When the programme notes accompanying a Festival high-end production run to 12 pages, I wonder if it takes away some of the magic of the unfolding performance?
The Edinburgh Festival Theatre was the venue for the opera, Cosi Fan Tutte, the work of Wolfgang Amadeus Mozart (1756 – 91) with a libretto by Lorenzo da Ponte. In advance, the public had been made aware of the graphic and sometimes brutal nature of this version of the tale of love, deception and intrigue. Personally I found some of the performance contained nugatory scenes of quasi violence and were excessive.
On a more positive note, the large cast of principals, singers, actors and chorus as well as musicians were, as one would expect, highly professional. Indeed, the more enjoyable lighter music from Andante (slow) to Allegro (fast) were deliberate and offset the more bleak parts, providing almost a musical irony.
The underlying tale of love and betrayal is, of course, one of the enduring themes of opera and this one is no exception. In the second half comedy gets an airing, which lightens the mood. There is no moralizing overtly and, somehow, the contradictory elements in this tale of triumph and disaster, worked well enough.

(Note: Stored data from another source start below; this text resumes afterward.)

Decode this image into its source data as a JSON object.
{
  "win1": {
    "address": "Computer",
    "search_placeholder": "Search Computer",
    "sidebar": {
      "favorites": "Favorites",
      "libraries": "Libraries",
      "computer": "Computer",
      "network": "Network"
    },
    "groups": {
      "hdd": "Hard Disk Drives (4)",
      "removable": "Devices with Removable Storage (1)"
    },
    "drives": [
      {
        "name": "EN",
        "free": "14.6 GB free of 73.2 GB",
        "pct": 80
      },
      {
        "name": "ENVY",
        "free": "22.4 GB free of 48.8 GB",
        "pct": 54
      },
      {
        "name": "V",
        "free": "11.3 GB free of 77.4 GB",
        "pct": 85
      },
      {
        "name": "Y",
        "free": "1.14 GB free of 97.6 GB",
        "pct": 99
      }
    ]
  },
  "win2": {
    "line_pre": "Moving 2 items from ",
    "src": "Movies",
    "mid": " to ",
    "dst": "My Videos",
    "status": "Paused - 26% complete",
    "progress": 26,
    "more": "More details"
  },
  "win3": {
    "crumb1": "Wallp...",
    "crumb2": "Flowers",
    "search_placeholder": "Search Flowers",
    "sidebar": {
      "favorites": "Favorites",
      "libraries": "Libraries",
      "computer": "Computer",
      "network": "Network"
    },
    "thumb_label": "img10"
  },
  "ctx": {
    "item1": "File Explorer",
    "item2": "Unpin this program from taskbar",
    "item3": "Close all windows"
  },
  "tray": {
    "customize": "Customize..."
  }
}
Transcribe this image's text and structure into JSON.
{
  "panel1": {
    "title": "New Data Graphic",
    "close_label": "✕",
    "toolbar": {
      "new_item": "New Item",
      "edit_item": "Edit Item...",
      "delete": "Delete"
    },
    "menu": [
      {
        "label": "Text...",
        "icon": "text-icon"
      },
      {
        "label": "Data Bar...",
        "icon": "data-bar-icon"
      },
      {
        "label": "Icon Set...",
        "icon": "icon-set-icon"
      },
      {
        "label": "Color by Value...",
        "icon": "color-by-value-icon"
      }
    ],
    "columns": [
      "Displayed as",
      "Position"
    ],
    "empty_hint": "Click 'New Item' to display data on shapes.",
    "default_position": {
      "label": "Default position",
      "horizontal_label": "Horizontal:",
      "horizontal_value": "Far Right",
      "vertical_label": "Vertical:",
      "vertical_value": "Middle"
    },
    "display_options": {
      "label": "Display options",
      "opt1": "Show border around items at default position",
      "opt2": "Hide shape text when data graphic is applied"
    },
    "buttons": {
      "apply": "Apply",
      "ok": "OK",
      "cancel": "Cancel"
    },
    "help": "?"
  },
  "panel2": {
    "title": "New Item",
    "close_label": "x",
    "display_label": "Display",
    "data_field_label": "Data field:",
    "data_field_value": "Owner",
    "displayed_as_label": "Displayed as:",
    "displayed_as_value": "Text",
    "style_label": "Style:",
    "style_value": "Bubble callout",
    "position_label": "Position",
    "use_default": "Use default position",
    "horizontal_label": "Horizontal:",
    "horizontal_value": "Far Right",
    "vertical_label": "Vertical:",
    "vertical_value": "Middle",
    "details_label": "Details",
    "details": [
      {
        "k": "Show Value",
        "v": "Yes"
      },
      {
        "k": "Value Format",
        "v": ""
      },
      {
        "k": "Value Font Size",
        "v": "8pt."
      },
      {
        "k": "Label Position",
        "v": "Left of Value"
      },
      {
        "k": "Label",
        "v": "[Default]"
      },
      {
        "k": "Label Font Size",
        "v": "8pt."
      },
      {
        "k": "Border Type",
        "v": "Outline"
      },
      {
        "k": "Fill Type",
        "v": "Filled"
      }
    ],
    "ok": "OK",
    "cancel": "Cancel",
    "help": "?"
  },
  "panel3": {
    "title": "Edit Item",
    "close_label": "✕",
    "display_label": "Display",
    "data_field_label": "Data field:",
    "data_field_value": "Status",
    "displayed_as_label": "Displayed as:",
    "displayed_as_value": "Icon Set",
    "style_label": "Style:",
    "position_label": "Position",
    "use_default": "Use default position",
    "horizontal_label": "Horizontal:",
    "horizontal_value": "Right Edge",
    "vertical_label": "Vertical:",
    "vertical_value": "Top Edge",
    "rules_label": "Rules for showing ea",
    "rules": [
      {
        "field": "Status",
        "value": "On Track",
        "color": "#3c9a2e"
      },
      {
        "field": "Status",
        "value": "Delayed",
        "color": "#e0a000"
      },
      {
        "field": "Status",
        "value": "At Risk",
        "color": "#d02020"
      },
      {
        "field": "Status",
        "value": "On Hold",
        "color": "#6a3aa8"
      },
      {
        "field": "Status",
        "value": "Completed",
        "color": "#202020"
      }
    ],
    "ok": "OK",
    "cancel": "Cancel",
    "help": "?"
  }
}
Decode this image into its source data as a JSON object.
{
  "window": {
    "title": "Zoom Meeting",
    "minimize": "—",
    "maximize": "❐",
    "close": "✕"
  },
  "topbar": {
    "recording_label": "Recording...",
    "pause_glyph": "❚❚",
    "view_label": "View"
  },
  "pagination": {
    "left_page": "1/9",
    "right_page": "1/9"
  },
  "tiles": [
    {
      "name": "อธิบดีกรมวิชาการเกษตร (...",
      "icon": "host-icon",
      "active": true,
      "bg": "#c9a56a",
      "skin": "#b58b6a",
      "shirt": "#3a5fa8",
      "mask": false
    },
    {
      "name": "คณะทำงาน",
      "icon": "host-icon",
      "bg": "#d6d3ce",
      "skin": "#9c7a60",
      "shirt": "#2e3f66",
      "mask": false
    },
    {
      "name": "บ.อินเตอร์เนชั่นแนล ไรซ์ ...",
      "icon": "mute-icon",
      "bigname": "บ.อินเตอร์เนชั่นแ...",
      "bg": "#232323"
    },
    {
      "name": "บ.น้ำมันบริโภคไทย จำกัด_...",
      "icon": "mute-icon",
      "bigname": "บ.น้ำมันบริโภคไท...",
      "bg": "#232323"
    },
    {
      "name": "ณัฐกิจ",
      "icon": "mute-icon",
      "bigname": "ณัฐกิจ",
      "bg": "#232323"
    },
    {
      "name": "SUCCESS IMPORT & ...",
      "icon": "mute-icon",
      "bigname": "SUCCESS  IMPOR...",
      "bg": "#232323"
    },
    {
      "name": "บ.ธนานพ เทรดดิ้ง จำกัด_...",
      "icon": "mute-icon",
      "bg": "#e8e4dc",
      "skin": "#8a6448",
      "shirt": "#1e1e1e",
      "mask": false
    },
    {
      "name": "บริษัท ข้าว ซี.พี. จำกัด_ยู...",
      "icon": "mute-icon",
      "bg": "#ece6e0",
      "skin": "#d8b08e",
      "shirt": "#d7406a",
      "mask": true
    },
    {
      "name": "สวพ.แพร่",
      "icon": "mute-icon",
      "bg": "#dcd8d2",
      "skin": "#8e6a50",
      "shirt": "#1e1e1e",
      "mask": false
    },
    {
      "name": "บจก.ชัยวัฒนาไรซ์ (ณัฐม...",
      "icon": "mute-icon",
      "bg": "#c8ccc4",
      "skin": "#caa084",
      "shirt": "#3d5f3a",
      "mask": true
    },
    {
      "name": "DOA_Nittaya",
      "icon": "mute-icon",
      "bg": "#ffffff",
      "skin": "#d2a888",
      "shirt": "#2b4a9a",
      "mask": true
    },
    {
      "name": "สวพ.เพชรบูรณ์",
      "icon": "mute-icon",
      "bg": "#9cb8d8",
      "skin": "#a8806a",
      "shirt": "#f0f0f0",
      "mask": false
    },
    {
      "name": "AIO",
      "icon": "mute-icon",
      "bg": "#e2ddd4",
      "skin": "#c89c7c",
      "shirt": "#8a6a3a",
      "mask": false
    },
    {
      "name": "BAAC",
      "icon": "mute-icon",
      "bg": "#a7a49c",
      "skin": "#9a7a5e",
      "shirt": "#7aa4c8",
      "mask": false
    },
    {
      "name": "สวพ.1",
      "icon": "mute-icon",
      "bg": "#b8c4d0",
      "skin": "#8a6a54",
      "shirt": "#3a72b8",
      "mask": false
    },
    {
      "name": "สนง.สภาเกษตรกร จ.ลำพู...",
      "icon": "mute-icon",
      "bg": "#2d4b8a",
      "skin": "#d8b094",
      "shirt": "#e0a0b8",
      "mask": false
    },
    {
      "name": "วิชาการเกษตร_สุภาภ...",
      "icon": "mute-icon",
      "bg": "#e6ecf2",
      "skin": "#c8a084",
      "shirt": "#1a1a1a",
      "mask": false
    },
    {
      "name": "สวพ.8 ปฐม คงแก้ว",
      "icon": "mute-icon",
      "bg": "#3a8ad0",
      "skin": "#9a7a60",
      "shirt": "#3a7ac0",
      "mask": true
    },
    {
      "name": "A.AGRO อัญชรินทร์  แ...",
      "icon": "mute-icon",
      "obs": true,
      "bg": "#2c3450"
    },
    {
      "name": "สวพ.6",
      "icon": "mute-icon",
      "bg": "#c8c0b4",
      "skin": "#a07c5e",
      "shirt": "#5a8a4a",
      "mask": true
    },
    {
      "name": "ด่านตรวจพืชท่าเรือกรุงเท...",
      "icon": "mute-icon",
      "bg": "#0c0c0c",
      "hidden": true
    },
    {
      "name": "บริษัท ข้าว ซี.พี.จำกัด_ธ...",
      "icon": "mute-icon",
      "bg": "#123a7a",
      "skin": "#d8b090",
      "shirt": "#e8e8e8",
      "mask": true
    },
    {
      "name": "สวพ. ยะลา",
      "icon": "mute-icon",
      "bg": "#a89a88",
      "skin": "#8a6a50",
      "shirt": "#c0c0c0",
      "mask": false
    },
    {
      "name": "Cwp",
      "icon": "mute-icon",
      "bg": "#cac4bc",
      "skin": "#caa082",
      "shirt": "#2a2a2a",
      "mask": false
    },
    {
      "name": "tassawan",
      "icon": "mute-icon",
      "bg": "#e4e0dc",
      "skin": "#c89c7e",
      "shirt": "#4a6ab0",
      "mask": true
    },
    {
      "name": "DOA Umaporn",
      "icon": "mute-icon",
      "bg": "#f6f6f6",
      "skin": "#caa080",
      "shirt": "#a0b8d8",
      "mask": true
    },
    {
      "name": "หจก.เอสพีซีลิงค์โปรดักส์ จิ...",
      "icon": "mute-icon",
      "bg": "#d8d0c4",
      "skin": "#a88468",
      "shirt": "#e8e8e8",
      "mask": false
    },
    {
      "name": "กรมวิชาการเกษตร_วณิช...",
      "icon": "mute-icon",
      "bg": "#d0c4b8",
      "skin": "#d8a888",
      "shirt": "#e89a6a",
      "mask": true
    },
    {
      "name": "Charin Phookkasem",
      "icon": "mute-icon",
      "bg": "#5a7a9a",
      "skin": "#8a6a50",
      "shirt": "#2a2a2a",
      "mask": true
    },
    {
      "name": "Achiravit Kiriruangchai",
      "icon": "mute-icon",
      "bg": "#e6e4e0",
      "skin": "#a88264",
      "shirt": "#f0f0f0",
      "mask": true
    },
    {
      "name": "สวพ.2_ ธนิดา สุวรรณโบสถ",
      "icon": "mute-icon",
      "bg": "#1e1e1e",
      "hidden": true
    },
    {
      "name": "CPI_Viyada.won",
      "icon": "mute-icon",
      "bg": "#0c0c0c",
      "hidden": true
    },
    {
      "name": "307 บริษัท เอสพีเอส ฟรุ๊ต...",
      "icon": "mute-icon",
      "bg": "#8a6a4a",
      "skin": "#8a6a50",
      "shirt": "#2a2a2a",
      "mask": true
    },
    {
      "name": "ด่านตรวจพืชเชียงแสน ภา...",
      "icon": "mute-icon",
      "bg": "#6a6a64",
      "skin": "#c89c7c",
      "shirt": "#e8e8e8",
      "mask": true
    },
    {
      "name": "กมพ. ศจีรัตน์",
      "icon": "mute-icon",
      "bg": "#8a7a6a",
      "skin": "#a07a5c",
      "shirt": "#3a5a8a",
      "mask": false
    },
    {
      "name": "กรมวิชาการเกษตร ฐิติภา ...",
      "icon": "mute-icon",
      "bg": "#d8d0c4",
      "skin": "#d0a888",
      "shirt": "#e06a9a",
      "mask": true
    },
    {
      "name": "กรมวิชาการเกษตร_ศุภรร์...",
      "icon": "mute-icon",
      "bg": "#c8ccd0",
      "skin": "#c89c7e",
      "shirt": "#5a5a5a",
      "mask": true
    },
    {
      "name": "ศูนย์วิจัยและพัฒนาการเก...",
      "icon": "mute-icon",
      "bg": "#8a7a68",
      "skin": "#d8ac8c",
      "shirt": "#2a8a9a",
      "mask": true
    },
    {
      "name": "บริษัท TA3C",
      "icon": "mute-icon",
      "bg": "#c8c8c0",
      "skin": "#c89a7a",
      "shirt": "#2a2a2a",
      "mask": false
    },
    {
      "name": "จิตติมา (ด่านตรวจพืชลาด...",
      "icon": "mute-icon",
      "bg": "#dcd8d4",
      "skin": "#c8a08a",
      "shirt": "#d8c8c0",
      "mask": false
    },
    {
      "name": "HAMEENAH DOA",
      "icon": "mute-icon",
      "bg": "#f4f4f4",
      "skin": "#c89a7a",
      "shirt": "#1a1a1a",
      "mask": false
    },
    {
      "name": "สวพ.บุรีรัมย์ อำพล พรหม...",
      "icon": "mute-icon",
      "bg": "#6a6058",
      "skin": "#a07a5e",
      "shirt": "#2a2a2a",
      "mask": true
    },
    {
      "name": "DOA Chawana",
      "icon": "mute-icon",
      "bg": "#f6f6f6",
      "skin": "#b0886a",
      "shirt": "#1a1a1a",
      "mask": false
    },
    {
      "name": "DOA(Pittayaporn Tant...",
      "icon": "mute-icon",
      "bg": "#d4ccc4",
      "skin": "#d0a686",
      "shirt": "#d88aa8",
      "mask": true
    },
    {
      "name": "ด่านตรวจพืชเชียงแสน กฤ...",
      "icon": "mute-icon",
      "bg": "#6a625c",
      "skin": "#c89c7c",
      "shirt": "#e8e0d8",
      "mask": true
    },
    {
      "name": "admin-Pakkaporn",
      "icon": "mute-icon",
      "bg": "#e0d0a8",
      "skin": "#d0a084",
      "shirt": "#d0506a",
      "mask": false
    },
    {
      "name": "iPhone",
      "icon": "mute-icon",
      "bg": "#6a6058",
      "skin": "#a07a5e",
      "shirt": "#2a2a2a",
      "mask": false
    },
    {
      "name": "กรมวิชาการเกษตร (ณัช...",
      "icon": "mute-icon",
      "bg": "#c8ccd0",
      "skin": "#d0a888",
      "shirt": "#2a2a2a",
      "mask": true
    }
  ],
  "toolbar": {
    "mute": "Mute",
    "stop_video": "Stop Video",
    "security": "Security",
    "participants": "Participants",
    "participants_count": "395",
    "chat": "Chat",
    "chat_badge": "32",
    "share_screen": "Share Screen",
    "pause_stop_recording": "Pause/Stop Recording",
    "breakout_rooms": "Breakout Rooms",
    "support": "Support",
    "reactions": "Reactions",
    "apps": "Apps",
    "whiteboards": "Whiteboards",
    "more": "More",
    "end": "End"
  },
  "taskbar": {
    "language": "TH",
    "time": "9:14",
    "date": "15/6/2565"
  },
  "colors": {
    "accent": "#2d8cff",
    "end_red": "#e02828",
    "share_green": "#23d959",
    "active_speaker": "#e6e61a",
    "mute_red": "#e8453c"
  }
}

The length of the programme – three and a half hours – was a challenge to many of the audience, in particular older people with disabilities although we all knew in advance the length of the programme and there was an interval, which I think Â helped the artistes too.
However, the music was first class and Director, Christopher Honore could take pride in bringing together this large cast of singers, musicians, actors, chorus and soloists who brought together the relatively simple story of love, deceit and, eventually ‘Happy Ever After’ for the main characters – the two couples reunited. Similarly the music conductor of the Freiburger Barockorchester, Jeremie Rhoter did an excellent job.
In summary, I was glad to have seen this production and the opinions expressed in the article are personal ones, whether critical or complimentary.
The programme was funded by the Edinburgh International Festival Opera Development Fund.